Cefuroxime tablets is not approved for treating strep throat in a 5-year-old; however Ceftin oral suspension is approved for treating mild-to-moderate pharyngitis/tonsillitis due to Streptococcus pyogenese.8
In practice, a 5-year-old with strep throat should receive penicillin or amoxicillin (first-line), or if allergic, perhaps azithromycin – but not cefuroxime tablets as a first choice.9 Choices A, C, and D are valid uses of cefuroxime.
For (A): Acute otitis media (AOM) in a toddler due to beta-lactamase–producing H. influenzae is a scenario where cefuroxime is appropriate.4
Cefuroxime is indicated for AOM and is effective against β-lactamase producing respiratory pathogens.

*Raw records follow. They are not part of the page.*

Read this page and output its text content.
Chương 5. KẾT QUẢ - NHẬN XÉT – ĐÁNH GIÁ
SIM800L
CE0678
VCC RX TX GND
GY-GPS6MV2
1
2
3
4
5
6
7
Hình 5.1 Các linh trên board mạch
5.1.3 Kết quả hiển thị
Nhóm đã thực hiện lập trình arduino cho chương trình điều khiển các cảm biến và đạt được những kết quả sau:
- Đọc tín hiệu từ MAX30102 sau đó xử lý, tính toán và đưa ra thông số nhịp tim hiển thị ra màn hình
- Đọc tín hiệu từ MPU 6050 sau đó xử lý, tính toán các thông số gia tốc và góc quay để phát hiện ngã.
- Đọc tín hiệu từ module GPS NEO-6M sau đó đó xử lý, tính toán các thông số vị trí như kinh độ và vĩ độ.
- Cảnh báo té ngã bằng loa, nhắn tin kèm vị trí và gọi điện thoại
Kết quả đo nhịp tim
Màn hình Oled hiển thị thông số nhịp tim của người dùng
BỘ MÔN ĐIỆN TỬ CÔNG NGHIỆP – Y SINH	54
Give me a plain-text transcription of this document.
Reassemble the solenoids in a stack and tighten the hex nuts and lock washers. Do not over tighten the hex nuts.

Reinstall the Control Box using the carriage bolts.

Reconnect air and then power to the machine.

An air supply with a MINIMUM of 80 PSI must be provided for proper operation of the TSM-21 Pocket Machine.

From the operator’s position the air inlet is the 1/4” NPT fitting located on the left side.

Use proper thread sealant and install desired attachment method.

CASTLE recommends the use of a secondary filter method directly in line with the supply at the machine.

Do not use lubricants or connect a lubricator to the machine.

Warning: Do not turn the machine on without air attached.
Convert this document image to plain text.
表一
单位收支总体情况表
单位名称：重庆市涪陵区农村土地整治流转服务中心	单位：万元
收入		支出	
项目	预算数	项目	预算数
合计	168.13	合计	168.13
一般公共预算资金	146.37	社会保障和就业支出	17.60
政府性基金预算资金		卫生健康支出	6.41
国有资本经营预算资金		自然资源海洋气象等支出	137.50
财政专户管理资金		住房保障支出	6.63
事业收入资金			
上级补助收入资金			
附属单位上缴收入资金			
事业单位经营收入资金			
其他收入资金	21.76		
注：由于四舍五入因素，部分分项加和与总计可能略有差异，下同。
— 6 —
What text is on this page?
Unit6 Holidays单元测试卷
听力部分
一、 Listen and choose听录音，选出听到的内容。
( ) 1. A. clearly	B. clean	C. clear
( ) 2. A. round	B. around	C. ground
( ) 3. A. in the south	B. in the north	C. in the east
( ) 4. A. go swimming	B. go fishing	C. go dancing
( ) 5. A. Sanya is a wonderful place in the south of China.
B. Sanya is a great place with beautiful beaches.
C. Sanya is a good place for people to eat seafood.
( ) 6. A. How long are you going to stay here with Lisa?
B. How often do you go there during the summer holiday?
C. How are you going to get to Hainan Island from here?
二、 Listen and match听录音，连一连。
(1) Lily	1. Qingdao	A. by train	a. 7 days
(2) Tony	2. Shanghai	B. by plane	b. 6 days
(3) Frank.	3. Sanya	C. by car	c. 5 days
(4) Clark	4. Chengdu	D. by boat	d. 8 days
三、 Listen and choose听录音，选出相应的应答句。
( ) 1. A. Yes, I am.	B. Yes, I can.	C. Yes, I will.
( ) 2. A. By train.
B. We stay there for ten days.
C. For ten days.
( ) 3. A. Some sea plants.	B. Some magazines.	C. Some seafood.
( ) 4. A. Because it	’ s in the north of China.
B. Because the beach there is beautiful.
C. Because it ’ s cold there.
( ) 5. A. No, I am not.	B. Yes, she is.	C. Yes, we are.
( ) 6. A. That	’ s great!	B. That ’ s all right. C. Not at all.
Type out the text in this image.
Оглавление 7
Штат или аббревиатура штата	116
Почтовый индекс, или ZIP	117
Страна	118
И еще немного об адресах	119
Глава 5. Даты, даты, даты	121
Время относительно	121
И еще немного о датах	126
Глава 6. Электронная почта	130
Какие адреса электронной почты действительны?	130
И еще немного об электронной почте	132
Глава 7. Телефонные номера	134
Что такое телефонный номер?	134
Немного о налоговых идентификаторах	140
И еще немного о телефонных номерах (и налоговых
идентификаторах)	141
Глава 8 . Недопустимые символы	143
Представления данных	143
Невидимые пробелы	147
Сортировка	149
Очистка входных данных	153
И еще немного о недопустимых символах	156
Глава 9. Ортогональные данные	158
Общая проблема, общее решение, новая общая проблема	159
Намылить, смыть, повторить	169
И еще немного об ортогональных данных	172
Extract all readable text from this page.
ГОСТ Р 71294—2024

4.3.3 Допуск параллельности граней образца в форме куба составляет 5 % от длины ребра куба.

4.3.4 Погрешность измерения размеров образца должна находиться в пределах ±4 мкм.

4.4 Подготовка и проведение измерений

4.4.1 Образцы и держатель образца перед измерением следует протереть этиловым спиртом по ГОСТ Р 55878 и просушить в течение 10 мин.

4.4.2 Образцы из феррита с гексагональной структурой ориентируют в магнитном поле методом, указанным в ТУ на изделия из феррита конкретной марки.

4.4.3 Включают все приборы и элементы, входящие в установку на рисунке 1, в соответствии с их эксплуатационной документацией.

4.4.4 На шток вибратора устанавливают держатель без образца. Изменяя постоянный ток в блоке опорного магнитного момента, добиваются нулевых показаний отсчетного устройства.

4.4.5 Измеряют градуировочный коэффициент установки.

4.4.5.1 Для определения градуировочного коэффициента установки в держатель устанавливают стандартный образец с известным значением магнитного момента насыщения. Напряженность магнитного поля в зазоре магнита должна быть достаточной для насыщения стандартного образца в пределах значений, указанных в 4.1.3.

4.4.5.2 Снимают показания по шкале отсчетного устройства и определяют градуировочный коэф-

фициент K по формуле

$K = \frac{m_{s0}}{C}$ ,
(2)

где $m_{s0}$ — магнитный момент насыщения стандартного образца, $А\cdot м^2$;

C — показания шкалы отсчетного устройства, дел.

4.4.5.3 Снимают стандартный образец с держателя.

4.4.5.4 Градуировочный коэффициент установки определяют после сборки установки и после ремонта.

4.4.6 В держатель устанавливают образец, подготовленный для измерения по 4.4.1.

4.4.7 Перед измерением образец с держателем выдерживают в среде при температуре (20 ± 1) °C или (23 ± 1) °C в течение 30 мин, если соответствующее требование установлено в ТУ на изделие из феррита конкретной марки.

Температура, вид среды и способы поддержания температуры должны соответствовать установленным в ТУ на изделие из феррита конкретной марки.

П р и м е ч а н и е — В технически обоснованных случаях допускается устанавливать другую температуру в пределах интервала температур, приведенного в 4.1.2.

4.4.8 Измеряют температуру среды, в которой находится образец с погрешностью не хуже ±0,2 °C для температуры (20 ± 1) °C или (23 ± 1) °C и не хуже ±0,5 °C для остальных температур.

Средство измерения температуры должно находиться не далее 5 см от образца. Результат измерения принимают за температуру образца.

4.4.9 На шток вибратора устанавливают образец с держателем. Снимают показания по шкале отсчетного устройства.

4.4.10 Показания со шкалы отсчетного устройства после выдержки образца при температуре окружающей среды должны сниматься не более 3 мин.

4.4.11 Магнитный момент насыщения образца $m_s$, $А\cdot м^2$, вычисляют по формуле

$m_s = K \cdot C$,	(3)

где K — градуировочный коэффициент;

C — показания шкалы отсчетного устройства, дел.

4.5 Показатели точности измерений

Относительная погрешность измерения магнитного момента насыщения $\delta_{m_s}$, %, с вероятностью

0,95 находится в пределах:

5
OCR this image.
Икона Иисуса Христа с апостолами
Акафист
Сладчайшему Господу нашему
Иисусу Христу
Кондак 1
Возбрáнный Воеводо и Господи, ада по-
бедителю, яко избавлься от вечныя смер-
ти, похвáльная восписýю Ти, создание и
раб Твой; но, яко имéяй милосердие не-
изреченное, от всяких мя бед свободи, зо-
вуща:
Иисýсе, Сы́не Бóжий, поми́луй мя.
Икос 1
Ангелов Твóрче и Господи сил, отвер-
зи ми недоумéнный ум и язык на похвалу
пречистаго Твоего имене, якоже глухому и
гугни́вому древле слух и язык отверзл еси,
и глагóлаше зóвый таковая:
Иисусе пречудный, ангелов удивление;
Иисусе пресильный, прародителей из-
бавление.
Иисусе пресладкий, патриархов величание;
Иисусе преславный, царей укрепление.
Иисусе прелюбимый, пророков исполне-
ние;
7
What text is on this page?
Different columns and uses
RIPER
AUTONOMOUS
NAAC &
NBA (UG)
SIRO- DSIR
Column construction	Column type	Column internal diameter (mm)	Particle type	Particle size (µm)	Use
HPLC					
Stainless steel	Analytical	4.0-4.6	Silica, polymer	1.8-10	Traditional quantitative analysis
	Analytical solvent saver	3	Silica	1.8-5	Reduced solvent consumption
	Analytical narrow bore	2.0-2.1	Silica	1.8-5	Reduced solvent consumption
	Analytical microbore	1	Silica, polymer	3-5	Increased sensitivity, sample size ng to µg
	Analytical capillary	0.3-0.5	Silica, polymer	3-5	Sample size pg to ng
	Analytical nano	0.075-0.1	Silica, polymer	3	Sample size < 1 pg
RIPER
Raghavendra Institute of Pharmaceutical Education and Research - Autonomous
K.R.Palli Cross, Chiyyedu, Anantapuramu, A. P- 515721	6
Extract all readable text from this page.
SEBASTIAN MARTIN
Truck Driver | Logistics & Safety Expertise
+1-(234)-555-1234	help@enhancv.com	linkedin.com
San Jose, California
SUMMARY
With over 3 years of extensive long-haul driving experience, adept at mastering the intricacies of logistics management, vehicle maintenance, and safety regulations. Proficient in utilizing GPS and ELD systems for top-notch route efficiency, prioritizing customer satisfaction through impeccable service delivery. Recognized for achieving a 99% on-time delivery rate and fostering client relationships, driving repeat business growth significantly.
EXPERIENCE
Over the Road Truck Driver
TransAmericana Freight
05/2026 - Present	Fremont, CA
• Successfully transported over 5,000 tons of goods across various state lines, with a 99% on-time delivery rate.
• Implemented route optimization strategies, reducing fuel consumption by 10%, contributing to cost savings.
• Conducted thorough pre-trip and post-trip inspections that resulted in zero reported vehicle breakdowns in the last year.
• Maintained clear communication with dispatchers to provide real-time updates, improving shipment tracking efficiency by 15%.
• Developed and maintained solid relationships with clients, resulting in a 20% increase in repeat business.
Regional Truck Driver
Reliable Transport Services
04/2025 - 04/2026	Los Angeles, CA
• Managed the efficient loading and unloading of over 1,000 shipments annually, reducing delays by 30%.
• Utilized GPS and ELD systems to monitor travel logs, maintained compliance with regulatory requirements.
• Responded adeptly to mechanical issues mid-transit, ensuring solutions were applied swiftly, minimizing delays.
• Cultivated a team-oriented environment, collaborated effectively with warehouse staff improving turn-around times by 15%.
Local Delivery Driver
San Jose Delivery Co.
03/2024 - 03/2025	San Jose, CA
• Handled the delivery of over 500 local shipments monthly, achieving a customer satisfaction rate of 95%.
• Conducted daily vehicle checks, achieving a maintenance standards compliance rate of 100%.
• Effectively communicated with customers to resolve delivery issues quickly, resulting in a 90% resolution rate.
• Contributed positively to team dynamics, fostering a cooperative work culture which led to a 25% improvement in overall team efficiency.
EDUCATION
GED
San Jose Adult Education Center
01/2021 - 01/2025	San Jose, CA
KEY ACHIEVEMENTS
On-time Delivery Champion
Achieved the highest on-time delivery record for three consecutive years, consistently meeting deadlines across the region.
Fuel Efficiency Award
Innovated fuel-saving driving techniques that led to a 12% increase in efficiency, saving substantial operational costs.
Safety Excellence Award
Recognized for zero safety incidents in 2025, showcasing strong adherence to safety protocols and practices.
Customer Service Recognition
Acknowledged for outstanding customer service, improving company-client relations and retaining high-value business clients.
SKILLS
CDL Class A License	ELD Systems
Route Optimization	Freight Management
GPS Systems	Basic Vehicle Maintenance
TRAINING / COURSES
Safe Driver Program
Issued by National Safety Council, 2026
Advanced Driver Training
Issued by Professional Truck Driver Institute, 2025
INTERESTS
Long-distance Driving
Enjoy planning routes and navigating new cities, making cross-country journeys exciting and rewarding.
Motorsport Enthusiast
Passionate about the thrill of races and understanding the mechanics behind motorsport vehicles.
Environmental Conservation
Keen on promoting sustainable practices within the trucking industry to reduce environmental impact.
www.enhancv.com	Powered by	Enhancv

The oral suspension is commonly used in children for exactly this reason, especially if amoxicillin fails or the child has risk factors for resistant organisms.
For (C): Early Lyme disease in a 15-year-old can be treated with cefuroxime axetil. Lyme is an FDA-approved indication in patients ≥13, and a 15-year-old falls in that category.4
Cefuroxime is recommended by guidelines as an alternative to doxycycline for Lyme, so this is a correct use.
For (D): Community-acquired pneumonia (CAP) due to a penicillin-susceptible S. pneumoniae – cefuroxime (usually IV for inpatients, or oral for milder cases) is an accepted treatment.
IDSA guidelines include IV cefuroxime as one option for CAP, often combined with a macrolide for atypical coverage.4
Cefuroxime covers pneumococcus and H. influenzae, common CAP pathogens, so it is suitable.